Am Ende des Zwanzigsten Jahrhunderts wird es offenbar möglich, die künstlerischen Einsichten des Minimalismus auf eine neue Ebene zu transformieren. Das Werk von Thomas Rentmeister zeigt dies sehr deutlich. Schon seit geraumer Zeit findet man bei ihm keine rechtwinkligen, linear begrenzten Körper mehr, keine Quader, keine Kuben, auch keine seriellen Anordnungen. Dennoch sucht Rentmeister weiterhin nach möglichst reduzierten Formen. Er benutzt Materialien, die auch in der Industrie verwendet werden. Die Farbe seiner Objekte ist immer unmodulierte Eigenfarbe. Und obwohl uns die von ihm geformten Körper neuerdings in betont organischen Gestalten entgegentreten, entziehen sie sich nach wie vor jeder anthropomorphischen Einfühlung. Das lässt sich sehr gut an seiner letzten Arbeit beobachten, einem Objekt mit dem Titel „ohne Titel“ aus dem Jahre 1999.

Auf den ersten Blick hat dieses Objekt kaum etwas Auffälliges an sich. Ergonomisch geformt und auf Hochglanz poliert präsentiert es sich genauso wie viele der Dinge, die uns alltäglich von der Konsumgüterindustrie angedient werden. Es sieht aus, als sei seine Form das immer wieder verbesserte Resultat von zahlreichen Tests und Messungen, die in einem ingenieurwissenschaftlichen Forschungsinstitut durchgeführt wurden. Befremdlich ist jedoch, dass hier trotz der höchst funktional erscheinenden Form keine Funktion zu erkennen ist. Das Ding zeigt nicht, wozu es gut sein könnte. Es verrät, wie die meisten unserer Gebrauchsgegenstände, die immer effektiver und immer unverständlicher werden, überhaupt nichts über sein Inneres. Wir haben es mit einer reinen Oberfläche zu tun, die den Blick abweist, um nur den Anblick des Raumes, in dem wir uns faktisch befinden, in einer willkürlichen topologischen Verzerrung wiederzugeben. Das ist das Gegenteil dessen, was man traditionellerweise von einer Skulptur erwartet. Dennoch ist die Form mit der größten Sorgfalt ausgearbeitet, was sich zum Beispiel daran erweist, dass die eine Seite ohne erkennbaren Grund ein wenig abgeflacht ist. Wir sehen einen Körper, der einerseits den Eindruck erweckt, er könne nur so und nicht anders sein, andererseits aber aussieht, als zeige er nur einen möglichen Zustand einer elastischen Substanz, die sich jederzeit vor unseren Augen in etwas ganz anderes verwandeln könnte.

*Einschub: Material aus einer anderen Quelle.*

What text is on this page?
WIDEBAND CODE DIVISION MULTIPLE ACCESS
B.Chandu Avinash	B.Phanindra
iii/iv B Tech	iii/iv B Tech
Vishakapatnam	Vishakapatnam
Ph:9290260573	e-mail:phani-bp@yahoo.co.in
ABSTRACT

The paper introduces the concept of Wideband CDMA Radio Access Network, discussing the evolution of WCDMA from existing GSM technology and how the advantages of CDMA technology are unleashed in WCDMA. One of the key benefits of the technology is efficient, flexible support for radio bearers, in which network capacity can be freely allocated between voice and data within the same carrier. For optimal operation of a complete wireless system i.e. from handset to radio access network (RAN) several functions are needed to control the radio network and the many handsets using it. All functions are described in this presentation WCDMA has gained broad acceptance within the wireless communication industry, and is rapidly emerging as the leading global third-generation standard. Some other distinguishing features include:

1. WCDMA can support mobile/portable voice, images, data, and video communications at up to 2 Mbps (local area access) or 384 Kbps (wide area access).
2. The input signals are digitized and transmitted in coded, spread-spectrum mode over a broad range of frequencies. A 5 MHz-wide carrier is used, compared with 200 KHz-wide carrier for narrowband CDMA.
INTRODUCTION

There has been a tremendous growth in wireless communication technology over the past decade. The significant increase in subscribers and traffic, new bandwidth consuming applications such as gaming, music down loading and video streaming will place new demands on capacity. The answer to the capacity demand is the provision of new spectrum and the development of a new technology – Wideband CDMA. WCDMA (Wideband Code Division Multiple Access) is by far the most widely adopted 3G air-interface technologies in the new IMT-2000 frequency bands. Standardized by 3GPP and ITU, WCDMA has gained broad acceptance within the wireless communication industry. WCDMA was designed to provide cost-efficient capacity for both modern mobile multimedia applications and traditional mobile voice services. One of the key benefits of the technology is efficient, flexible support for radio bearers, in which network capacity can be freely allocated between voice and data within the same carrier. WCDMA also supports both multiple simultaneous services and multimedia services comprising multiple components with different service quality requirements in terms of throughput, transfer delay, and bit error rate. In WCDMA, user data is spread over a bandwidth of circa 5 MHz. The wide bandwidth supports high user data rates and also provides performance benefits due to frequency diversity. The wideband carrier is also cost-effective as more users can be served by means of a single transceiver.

Das hängt damit zusammen, dass wir dem Objekt zwar in unserer eigenen konkreten Leiblichkeit begegnen, in ihm aber kein ebensolches Gegenüber finden. Schon die makellos polierte Haut des Dinges signalisiert seine Unberührbarkeit. So ist das Objekt zwar real vorhanden, für uns bleibt es aber dennoch eine rein visuelle Erscheinung. Dementsprechend erwarten wir, was wir von dem Anblick virtueller Objekte auf unseren Bildschirmen gewohnt sind: Das Ding könnte sich bewegen. Nun können wir aber wieder nicht wissen, ob es mit seiner leichten Asymmetrie träge zur Seite sinken wird oder ob es sich alsbald wie eine schimmernde Blase weiter aufbläht, um sich vom Boden zu lösen und in die Luft aufzuschweben. Gewicht, Masse und Konsistenz des Objektes sind, genau wie bei den Dingen in computergenerierten Welten, nur aufgrund des Aussehens zu erschließen. Entsteht die Delle durch äußeren Druck oder aufgrund einer inneren Schwäche? Wir können es nicht sagen, weil wir mit künstlichen Körpern wie diesem keine Erfahrungen teilen.

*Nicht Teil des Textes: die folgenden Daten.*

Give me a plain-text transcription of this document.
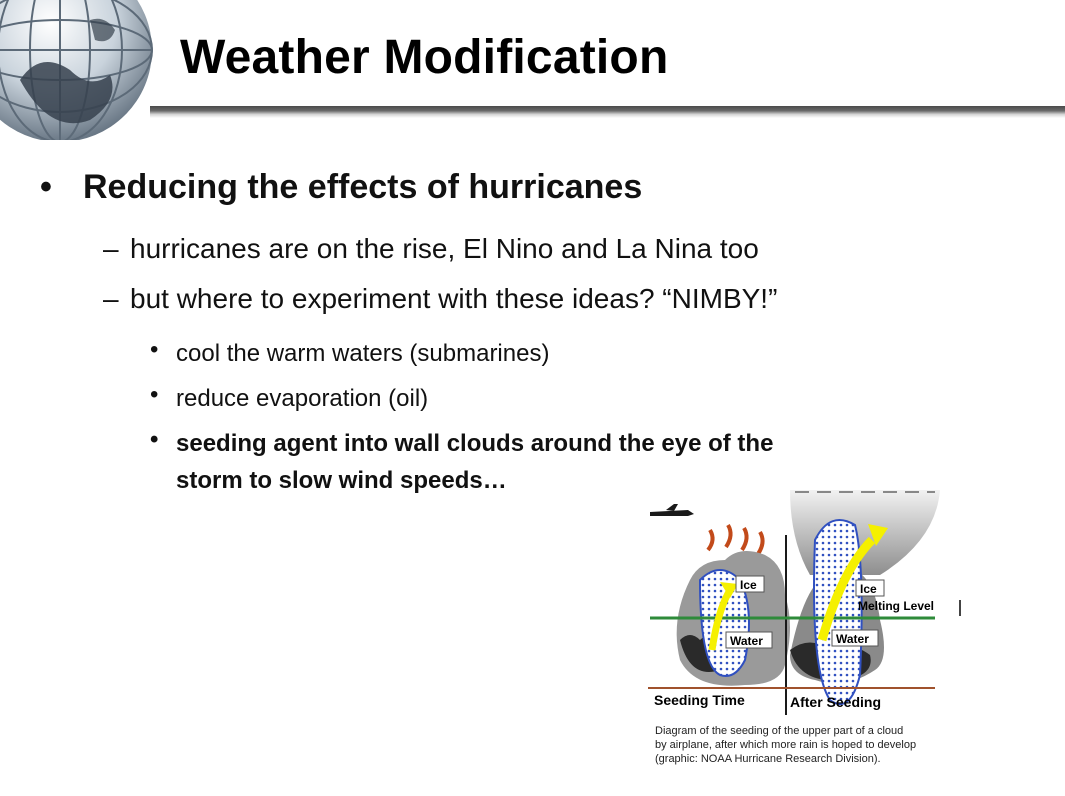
Weather Modification
• Reducing the effects of hurricanes
– hurricanes are on the rise, El Nino and La Nina too
– but where to experiment with these ideas? “NIMBY!”
• cool the warm waters (submarines)
• reduce evaporation (oil)
• seeding agent into wall clouds around the eye of the
storm to slow wind speeds…
Ice
Water
Ice
Melting Level
Water
Seeding Time	After Seeding
Diagram of the seeding of the upper part of a cloud
by airplane, after which more rain is hoped to develop
(graphic: NOAA Hurricane Research Division).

Anders als bei den Würfeln und Kästen von Robert Morris, Donald Judd oder Tony Smith dürfen wir uns hier offenbar nicht länger als Körper zusammen mit anderen Körpern in unserer gemeinsamen Welt zu Hause fühlen. Wir stehen vielmehr irritiert vor einem Fremdkörper, der uns trotz seiner simplen Form immer rätselhafter wird, weil er sich eigentlich nur aus den irrealen Welten, die wir auf unseren Monitoren sehen, materialisiert haben kann. Hier bieten uns auch die Schriften von Maurice Merleau-Ponty, die den Minimalismus der Sechziger Jahre noch so schön erklären konnten, keinen Beistand mehr. So unsicher ist unser Verhältnis zu den Dingen heutzutage schon geworden.